I do not have a technical background and may be missing the plot on this one, and would welcome somebody coming along to set me straight. But it seems to me that the logical solution to this problem would simply be to grow more sugar, make more ethanol, and burn more of the bagasse to generate more electricity.
But Brazil, much like anyone involved in the biofuels world, is pretty insistent on pushing ahead with cellulosic biofuels even though it’s not going very well. In 2008, Brazil launched an ambitious program to diversify the crops it uses for making biofuels, following withering criticism that its sugar-cane ethanol and soy-based biodiesel were pushing up world food prices. It recruited small farmers in the arid northeast to plant alternative crops including castor beans and jatropha to make biodiesel out of non-food plants. It didn’t go well. One of Brazil’s top biodiesel producers had to close down a factory built to make castor-based biodiesel because the economies didn’t work out. “It was a disaster,” one poor farmer from the state of Mato Grosso once told me, shaking his head. “They had us planting jatropha to make biodiesel. You can’t grow that stuff here. It gets eaten up by bugs. A complete waste of time and money.” As of last year, nobody had ever managed to make biodiesel out of castor beans because it is always more profitable to sell them off to the chemical industry for production of castor oil.

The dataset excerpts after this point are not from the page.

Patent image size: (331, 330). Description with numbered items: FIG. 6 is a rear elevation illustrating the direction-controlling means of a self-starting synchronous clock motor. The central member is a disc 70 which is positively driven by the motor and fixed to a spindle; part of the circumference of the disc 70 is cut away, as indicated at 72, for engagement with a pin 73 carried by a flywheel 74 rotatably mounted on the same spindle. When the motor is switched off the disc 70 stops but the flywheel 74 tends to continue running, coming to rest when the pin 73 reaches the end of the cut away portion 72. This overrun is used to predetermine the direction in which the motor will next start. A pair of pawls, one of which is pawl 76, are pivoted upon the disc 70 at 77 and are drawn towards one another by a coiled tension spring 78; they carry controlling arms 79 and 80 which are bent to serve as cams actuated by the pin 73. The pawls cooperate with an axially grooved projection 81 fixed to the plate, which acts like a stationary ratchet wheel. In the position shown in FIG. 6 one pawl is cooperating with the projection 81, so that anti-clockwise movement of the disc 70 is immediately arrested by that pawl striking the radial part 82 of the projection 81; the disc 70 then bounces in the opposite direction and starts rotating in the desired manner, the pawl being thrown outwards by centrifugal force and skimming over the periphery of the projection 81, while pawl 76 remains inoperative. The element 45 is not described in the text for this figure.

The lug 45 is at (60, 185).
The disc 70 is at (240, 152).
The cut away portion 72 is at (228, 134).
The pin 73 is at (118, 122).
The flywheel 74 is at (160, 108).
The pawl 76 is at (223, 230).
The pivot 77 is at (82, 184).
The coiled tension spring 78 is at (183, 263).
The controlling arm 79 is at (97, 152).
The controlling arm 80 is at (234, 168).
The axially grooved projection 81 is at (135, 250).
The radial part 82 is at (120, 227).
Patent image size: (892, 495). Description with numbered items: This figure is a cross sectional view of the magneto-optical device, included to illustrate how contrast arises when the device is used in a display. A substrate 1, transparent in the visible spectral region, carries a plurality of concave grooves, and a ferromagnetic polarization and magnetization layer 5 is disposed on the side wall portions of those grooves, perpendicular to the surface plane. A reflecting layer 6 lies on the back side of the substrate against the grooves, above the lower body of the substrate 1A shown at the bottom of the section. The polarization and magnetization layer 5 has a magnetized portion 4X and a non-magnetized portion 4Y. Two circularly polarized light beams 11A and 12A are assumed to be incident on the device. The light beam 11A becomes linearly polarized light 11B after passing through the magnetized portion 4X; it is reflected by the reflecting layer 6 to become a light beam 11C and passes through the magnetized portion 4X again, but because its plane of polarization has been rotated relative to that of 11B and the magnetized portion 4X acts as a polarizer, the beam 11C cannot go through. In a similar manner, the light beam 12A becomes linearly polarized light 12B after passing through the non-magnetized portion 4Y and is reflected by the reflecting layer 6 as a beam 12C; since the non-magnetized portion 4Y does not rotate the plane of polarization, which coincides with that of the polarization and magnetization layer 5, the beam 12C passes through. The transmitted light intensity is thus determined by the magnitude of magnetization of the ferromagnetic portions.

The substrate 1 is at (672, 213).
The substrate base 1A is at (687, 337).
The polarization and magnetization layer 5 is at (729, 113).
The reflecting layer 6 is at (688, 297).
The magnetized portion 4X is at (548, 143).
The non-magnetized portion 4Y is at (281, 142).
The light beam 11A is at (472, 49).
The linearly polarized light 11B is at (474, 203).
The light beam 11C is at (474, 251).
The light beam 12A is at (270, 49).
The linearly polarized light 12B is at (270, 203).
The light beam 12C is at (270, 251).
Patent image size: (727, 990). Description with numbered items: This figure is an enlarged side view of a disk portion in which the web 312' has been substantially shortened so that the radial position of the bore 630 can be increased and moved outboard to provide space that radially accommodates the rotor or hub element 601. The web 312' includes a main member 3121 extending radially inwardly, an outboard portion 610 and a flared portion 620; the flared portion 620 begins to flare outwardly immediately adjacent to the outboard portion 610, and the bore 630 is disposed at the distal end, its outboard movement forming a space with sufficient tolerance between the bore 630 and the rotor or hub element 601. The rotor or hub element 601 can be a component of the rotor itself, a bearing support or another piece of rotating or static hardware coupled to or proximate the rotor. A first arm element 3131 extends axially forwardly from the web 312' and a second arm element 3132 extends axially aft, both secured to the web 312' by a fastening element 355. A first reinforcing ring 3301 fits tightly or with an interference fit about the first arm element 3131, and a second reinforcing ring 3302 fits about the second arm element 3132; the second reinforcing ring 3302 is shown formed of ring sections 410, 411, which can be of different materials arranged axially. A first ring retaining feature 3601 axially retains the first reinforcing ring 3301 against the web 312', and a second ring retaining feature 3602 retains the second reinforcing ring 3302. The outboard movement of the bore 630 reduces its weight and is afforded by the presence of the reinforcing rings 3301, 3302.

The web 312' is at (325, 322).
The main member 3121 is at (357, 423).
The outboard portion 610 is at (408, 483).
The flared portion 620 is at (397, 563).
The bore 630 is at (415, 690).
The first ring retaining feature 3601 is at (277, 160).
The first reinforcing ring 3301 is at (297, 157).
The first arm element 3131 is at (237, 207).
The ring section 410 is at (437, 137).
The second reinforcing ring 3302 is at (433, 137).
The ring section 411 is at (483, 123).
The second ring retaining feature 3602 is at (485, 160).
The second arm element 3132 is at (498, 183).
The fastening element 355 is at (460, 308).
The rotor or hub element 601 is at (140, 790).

The United States, the world’s top producer of ethanol, last year began requiring gasoline blenders to use a minimum amount of ethanol made from things like corn cobs or agricultural waste and mandating target volumes of 100 million gallons in 2010 and 200 million gallons in 2011 – but the total certified production of this type of biofuel is still 0. As the energy blogger extraordinaire Robert Rapier points out, gasoline blenders are being fined for not buying cellulosic ethanol that isn’t being produced.
The idea of turning trash into fuel is a very appealing one, I admit. It’s not that it can’t be done – there are plenty of examples showing that it can. What has not been demonstrated is that anyone can do it at an industrial scale and at a cost that competes with dominant fossil fuel energy.
I would not be surprised if there’s enough energy held in waste wood, sawdust and corn cobs to displace a significant amount of the world’s oil consumption. But then again, the amount of food wasted every day in America would be more than enough to feed all the Somalis facing drought-induced famine. This doesn’t mean we could realistically expect to collect all the restaurant table scraps and left over bagels rotting in trash cans around America, fly them to Somalia and use them to feed the hungry. Cellulosic biofuels, in the environment of a dominant oil industry that is protected by consumers and politicians alike, often strikes me as that sort of pipe dream.
I wouldn’t give up on them per se – but the appeal of turning waste into liquid fuel needs to be weighed with the reality of whether or not it makes sense to do so. It’s not clear to me that Petrobras has struck an adequate balance here.